If you’ve ever noticed broccoli turning yellow in your fridge, you’ve probably thought twice before eating it. After all, the cruciferous vegetable is well known for boasting a bright green shade, especially when fresh. So, what’s the deal with yellow broccoli — and is your healthy veggie still safe to eat?
According to food experts, broccoli that has turned yellow is usually not rotting but instead simply wilting and deteriorating. As you may know, broccoli — like many other vegetables — tends to age pretty quickly after harvest. So don’t be shocked if you notice some yellowing on broccoli in a matter of just a few days. While broccoli that has yellowed due to maturity is typically safe to eat, you probably won’t want to eat much of it after taking one bite.
The Produce for Better Health Foundation explains that yellowed broccoli is past its prime of peak freshness. Ideally, you want to eat this veggie while it’s still crisp and un-wilted. If you decide to try it anyway, you may observe a strong and bitter flavor that you’re not used to getting from broccoli. On top of not tasting so great, yellowed broccoli has also lost a lot of its nutritional value — especially some important vitamins that were once present.

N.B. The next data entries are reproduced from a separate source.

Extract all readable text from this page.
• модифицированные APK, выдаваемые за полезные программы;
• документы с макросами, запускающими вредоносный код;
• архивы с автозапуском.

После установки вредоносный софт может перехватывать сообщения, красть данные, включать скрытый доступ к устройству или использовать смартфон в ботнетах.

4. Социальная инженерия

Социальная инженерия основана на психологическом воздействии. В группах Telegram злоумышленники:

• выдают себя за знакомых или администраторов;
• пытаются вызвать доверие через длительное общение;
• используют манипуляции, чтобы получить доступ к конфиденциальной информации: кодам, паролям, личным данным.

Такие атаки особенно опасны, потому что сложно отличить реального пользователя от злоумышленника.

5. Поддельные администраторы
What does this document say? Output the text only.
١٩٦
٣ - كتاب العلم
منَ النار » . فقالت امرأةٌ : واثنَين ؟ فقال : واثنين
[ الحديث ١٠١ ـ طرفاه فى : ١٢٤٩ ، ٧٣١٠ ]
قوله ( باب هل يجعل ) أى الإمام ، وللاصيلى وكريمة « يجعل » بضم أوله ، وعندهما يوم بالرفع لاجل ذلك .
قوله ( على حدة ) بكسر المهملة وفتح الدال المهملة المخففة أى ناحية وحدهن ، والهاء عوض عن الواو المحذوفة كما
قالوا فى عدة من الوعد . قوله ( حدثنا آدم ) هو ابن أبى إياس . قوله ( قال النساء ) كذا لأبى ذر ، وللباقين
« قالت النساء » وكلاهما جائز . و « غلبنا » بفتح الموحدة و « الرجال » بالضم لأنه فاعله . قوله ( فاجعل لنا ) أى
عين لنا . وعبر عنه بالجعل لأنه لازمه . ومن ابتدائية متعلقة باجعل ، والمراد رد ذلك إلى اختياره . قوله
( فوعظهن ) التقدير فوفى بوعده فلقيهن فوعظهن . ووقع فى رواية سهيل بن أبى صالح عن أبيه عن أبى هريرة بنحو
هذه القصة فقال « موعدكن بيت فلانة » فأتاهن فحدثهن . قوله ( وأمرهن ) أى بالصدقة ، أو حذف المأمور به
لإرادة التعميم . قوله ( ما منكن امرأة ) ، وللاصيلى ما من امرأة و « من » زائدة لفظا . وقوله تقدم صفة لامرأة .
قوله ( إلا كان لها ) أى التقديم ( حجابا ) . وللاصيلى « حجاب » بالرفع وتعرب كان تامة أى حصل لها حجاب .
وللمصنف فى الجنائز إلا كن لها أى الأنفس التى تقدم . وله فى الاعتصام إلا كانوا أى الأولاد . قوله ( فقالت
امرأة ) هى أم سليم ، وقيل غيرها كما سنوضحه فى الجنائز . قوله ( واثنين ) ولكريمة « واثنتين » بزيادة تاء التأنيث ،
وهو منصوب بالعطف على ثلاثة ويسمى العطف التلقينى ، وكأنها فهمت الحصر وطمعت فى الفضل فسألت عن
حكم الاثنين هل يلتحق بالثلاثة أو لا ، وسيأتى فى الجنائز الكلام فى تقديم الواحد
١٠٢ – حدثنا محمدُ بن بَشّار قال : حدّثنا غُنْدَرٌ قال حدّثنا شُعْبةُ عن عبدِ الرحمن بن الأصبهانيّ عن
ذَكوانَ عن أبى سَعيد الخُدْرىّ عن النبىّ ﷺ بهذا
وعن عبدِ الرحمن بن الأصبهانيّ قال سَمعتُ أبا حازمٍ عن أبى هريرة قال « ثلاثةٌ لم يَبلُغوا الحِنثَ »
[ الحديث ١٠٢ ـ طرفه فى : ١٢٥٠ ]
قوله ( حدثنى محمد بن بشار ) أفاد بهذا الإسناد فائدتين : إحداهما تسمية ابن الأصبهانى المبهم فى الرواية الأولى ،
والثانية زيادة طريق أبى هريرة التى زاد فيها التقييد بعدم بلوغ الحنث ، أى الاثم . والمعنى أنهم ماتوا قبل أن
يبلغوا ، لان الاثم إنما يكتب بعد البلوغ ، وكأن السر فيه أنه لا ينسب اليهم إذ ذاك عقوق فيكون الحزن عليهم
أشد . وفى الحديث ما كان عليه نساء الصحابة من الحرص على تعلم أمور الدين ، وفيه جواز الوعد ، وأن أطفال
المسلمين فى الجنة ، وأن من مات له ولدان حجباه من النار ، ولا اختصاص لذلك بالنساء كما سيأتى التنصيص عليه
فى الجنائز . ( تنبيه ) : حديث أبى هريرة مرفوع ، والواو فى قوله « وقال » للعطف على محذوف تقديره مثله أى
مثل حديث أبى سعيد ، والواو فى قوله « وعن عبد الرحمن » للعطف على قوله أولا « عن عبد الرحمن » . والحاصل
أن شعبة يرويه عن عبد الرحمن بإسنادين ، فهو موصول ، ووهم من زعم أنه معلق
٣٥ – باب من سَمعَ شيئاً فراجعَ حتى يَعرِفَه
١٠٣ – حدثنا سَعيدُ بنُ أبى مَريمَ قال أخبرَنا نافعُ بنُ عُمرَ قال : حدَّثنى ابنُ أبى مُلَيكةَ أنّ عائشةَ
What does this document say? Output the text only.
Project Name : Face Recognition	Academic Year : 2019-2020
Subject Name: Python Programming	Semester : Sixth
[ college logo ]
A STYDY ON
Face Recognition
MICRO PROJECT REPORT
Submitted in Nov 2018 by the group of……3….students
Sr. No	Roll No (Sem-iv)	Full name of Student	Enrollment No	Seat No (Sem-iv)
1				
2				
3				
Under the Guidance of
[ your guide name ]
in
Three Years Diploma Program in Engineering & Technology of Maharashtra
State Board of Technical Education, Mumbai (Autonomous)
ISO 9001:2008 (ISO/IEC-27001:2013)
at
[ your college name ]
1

That said, everyone has different tastes and palates when it comes to produce. Plus, the fiber will still be present in the vegetable, and fiber is usually a great addition to any healthy diet. Just be ready to toss your broccoli in the trash if it’s unpalatable for you. Although it may bum you out to waste healthy food, it’s not worth eating something that is no longer delicious or nutritious. Here’s the good news: It’s possible to stop this pesky problem before it starts in the first place.
In order to prevent broccoli from yellowing, experts recommend using broccoli in recipes while the veggie is still obviously fresh and green. To maintain the freshness, you can refrigerate it in a plastic bag and aim to use it in three to five days. Not sure whether you’ll use the produce that soon? You also have the option of freezing it instead. If you wash it, blanch it, cool it, and then bag it in an airtight container, it’ll remain in good quality for up to a year.
If you’re going to eat broccoli, it might as well be the best kind!